Myung-Bo Hong returns to the national team dugout he last occupied at Brazil 2014, an appointment that drew scepticism given how that tournament ended for him and a federation that cycled through coaches before settling on a familiar face. A defender by trade and Korea's most decorated centre-back, he favours possession-based build-up and structured pressing rather than the counter-punching identity of recent cycles. Korea arrive 25th in the FIFA ranking, comfortably the continent's standard-bearer alongside Japan, and extend a streak of consecutive World Cup appearances stretching back to 1986. After reaching the last 16 in Qatar, anything less here will be read as regression.
Key players
Heung-min Son remains the focal point, now at Los Angeles FC, where his 8 assists, 2.1 xG and 8 big chances created in 13 appearances underline that the captain is still shaping games even in a lower-tariff league. Behind him, Kang-in Lee has become the squad's principal creator from Paris Saint-Germain: 76 key passes, 13 big chances created and 5 assists across 38 outings, numbers that justify his place in the advanced midfield band ahead of a tournament where Korea will need to manufacture chances against compact blocks. The anchor is Min-jae Kim, whose Bayern campaign yielded 47 interceptions, 29 tackles and 61 aerial duels won across 36 appearances — the kind of recovery volume that lets the back three step higher. Hyeon-gyu Oh's 16 goals and 18.7 xG at Beşiktaş make him a serious option in reserve at centre-forward, though Son is expected to lead the line.
Predicted XI
Form going into the tournament
Hong Myung-Bo has settled on a 3-4-2-1 that leans on wing-back industry to make the numbers work higher up, with Young-woo Seol expected to push on from the right and the back three narrowing to cover. Out of possession, Korea press in measured bursts rather than sustained waves, trusting Min-jae Kim to step into midfield and Jae-sung Lee and In-beom Hwang to screen ahead of him. In build-up, Kang-in Lee drifts inside off the right half-space to combine with Son, who leads the line in a false-nine shape that asks a lot of his movement at this stage of his career. Two questions linger: whether Ju-sung Kim is robust enough as the left-sided centre-back against quicker forwards, and who starts at centre-forward if Hyeon-gyu Oh is preferred to shift Son wide.
Team form
Group A opens against Czech Republic (FIFA 41) on 12 June, a fixture Korea should approach as the benchmark for whether they top the section or settle for second. Mexico (15th) on 19 June is the clearest measure of the squad's ceiling, while South Africa (60th) on 25 June is the kind of game a side ranked 25th is expected to win.

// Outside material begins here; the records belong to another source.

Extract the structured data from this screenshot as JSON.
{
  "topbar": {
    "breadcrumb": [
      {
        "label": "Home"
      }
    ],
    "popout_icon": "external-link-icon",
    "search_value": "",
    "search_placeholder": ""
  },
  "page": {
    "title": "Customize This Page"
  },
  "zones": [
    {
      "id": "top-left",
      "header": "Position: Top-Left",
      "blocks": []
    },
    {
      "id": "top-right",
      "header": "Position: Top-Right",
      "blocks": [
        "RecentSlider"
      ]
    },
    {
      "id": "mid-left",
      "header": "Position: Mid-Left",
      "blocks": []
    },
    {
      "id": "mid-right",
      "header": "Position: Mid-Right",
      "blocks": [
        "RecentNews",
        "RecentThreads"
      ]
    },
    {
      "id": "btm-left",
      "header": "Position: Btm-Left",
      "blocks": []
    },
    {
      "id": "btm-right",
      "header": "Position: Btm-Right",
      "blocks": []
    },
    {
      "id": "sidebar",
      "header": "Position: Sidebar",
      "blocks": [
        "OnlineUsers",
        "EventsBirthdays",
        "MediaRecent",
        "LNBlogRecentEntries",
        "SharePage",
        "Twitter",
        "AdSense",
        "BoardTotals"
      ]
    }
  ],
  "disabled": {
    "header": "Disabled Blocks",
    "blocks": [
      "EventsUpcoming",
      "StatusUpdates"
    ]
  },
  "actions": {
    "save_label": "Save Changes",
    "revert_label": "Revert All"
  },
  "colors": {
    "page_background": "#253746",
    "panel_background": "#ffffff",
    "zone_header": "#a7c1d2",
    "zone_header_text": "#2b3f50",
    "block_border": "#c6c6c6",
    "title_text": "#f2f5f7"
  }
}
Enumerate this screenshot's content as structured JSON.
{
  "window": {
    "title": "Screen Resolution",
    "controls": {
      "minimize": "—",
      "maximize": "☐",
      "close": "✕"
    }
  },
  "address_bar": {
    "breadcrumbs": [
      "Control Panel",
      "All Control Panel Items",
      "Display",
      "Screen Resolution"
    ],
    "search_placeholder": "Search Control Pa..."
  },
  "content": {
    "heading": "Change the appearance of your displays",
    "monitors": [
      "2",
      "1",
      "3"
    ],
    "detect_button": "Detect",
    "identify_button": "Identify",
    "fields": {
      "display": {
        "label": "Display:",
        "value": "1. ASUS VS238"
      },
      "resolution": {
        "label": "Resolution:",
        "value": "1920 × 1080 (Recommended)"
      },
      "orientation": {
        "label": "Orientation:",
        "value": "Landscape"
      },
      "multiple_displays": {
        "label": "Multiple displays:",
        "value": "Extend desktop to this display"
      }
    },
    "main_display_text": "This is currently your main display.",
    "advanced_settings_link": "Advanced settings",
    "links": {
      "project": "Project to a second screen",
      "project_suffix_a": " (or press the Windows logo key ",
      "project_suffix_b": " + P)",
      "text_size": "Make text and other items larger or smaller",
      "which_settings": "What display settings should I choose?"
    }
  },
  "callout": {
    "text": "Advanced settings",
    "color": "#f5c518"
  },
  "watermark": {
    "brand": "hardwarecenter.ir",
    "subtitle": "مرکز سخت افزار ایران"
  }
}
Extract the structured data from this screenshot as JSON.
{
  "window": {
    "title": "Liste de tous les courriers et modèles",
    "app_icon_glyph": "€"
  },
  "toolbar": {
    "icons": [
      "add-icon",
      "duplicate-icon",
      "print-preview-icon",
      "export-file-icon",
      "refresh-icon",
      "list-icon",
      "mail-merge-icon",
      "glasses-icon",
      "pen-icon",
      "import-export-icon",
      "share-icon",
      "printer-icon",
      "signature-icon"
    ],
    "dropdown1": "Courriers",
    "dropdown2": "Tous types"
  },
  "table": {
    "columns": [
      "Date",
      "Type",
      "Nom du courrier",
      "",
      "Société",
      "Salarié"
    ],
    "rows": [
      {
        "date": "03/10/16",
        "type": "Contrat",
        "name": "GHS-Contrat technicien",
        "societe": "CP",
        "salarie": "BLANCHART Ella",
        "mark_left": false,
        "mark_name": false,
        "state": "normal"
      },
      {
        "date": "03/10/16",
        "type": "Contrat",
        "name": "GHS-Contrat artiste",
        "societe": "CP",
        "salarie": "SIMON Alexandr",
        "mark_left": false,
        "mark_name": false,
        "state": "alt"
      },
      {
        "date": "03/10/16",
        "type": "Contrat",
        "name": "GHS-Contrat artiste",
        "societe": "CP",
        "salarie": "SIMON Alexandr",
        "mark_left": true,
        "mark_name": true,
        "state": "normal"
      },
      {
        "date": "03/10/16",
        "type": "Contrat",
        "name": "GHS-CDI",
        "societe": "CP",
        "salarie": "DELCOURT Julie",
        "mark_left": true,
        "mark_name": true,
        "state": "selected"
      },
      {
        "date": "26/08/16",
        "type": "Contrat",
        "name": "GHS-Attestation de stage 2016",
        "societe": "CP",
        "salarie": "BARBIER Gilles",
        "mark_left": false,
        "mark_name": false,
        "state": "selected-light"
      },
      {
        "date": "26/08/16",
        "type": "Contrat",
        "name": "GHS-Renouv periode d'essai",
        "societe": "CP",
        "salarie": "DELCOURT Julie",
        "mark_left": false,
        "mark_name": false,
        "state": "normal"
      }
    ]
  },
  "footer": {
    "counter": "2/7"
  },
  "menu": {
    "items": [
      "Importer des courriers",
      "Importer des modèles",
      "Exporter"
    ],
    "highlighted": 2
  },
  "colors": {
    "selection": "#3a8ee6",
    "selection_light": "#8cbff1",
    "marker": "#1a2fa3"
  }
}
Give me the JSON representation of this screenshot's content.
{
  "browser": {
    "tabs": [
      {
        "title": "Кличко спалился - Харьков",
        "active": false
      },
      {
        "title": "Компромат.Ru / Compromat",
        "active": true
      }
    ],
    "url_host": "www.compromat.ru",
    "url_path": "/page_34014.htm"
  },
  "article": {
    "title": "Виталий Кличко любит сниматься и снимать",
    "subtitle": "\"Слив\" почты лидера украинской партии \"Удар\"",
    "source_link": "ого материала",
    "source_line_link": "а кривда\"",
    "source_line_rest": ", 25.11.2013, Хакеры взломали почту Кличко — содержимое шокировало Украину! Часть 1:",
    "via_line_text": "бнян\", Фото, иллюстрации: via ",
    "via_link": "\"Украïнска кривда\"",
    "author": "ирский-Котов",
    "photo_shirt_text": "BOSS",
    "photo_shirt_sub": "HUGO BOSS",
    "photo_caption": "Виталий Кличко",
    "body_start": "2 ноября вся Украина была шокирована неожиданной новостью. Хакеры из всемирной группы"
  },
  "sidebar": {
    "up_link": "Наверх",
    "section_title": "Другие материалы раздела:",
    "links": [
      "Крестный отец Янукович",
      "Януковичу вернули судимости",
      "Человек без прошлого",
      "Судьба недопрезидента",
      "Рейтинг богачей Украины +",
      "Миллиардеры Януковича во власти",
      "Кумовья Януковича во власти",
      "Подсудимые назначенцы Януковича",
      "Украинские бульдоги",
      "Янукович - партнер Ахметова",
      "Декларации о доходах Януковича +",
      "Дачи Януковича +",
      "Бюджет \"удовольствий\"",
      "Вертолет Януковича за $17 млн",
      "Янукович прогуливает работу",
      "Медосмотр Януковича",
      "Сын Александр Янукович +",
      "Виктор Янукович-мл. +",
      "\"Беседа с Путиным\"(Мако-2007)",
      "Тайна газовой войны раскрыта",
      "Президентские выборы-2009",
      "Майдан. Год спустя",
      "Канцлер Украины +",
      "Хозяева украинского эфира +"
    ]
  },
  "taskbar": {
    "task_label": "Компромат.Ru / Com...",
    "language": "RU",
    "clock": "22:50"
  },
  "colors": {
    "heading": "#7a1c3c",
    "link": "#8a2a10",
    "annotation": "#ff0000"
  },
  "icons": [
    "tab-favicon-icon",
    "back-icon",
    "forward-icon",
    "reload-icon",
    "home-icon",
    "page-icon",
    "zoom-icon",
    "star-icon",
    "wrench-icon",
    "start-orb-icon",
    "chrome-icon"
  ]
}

Seven points is realistic, six the floor. From there the bracket is fluid — actual opponents depend on group order and the third-place permutations — but the model projects a Round of 32 tie against Bosnia and Herzegovina (65th) and has Korea exiting there. Reaching the last 16 would represent par; a quarter-final would be a genuine overachievement, while a group-stage exit would count as failure.